In the wake of this destruction, Ebrahim struggled in many ways — one of them trying to fit in with other kids his age. “Growing up in this bigoted household, I wasn’t prepared for the real world,” he says. “I had been raised to judge people based on race or religion,” he says. Due to death threats and harassment toward his family, by the time Ebrahim was 19, he and his mother had already moved 20 times. “Each time I’d find one or two people I began to feel comfortable around, it was time to pack up and move to the next town.”

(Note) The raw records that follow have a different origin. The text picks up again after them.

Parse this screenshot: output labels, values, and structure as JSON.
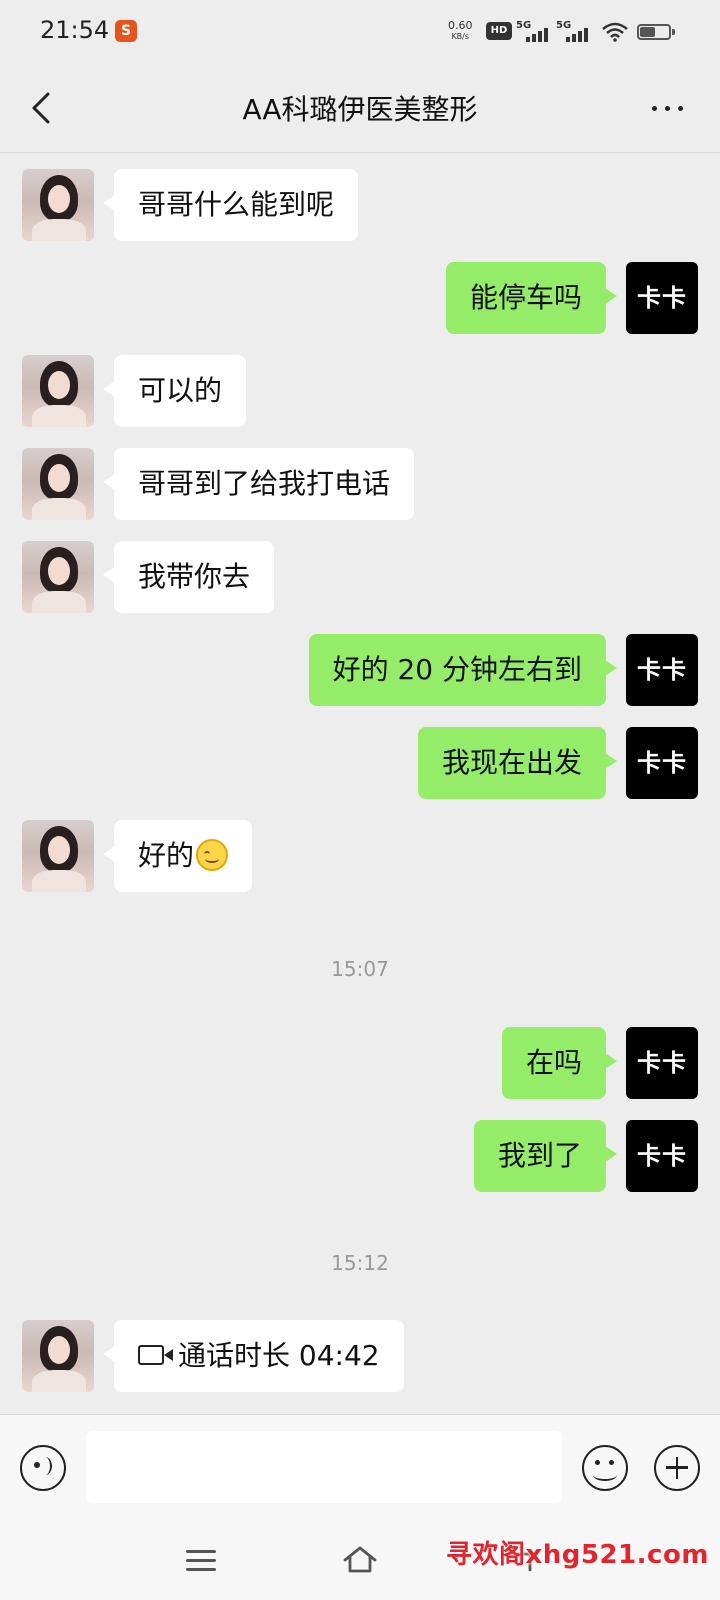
{
  "status_bar": {
    "time": "21:54",
    "app_icon": "S",
    "net_speed": "0.60",
    "net_unit": "KB/s",
    "hd": "HD",
    "signal1": "5G",
    "signal2": "5G"
  },
  "header": {
    "title": "AA科璐伊医美整形"
  },
  "messages": [
    {
      "side": "in",
      "text": "哥哥什么能到呢"
    },
    {
      "side": "out",
      "text": "能停车吗"
    },
    {
      "side": "in",
      "text": "可以的"
    },
    {
      "side": "in",
      "text": "哥哥到了给我打电话"
    },
    {
      "side": "in",
      "text": "我带你去"
    },
    {
      "side": "out",
      "text": "好的 20 分钟左右到"
    },
    {
      "side": "out",
      "text": "我现在出发"
    },
    {
      "side": "in",
      "text": "好的"
    },
    {
      "side": "out",
      "text": "在吗"
    },
    {
      "side": "out",
      "text": "我到了"
    },
    {
      "side": "in",
      "text": "通话时长 04:42"
    }
  ],
  "timestamps": [
    "15:07",
    "15:12"
  ],
  "self_avatar_label": "卡卡",
  "watermark": "寻欢阁xhg521.com",
  "icons": {
    "back": "chevron-left-icon",
    "more": "more-icon",
    "voice": "voice-icon",
    "emoji": "emoji-icon",
    "plus": "plus-icon",
    "video_call": "video-call-icon",
    "smile_emoji": "smile-emoji-icon"
  },
  "colors": {
    "background": "#ededed",
    "outgoing_bubble": "#95ec69",
    "incoming_bubble": "#ffffff",
    "watermark": "#e8222a"
  }
}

But being out in the world without his father taught Ebrahim to challenge the beliefs with which he was raised. A summer job at an amusement park, volunteering at a youth leadership conference and — ironically, he says — The Daily Show, opened his eyes to life outside of radicalism. He began to meet people and make friends with people from different backgrounds than his — those of different religions, races, cultures, sexual orientations. In this new life, he was exposed to all that from which he was sheltered.

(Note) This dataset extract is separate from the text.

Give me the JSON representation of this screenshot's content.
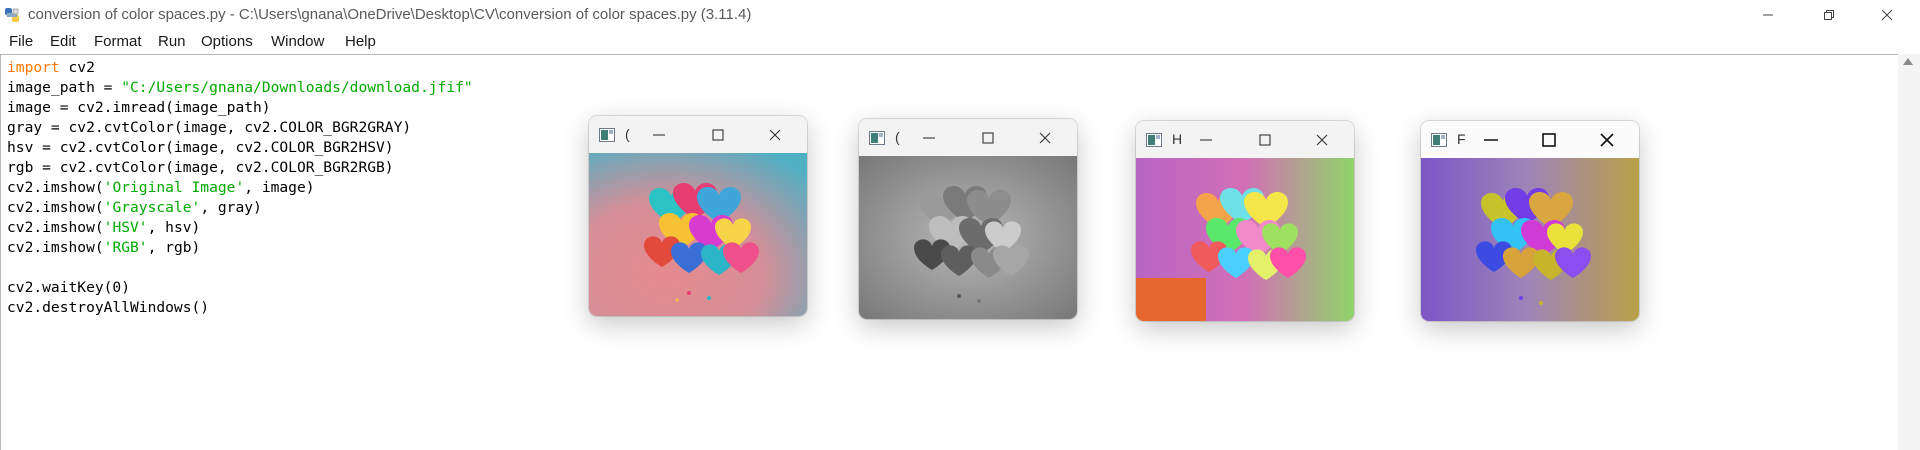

A single conversation with his mother was the nexus of a turning point for Ebrahim. One day, when spending time with his mother, Ebrahim says, “My mother looked at me with the weary eyes of someone who had experienced enough dogmatism to last a lifetime and said, ‘I’m tired of hating people.’ I realized how much negative energy it takes to hold that hatred inside of you,” he said. He wanted this to end.
“Zak Ebrahim is not my real name,” he says. He and his mother both changed their names in an effort to separate themselves from his father. “So, why would I out myself and potentially put myself in danger?” he asks. “I do it in the hope that perhaps someone someday who is compelled to use violence may hear my words and my story and realize that there is a better way; so that I can show people that even though I’d been subjected to this violent, intolerant ideology, I did not become fanaticized. That if I can choose a better path, then anyone can. I choose to use my experience to fight back against terrorism, against bigotry. I do it for the victims of terrorism and their loved ones, for the terrible pain and loss that terrorism has forced upon their lives. For the victims of terrorism, I will speak out against these senseless acts and condemn my father’s actions. And with that simple fact, I stand here as proof that violence is not inherent in one’s religion or race.”
Compassion, understanding, empathy, tolerance — these are the things for which Zak Ebrahim wants to be known for. Not his father’s deeds, not his family’s deeds, but a decision to change. “The son does not have to follow the ways of the father,” he says as he ends his talk. “I am not my father.”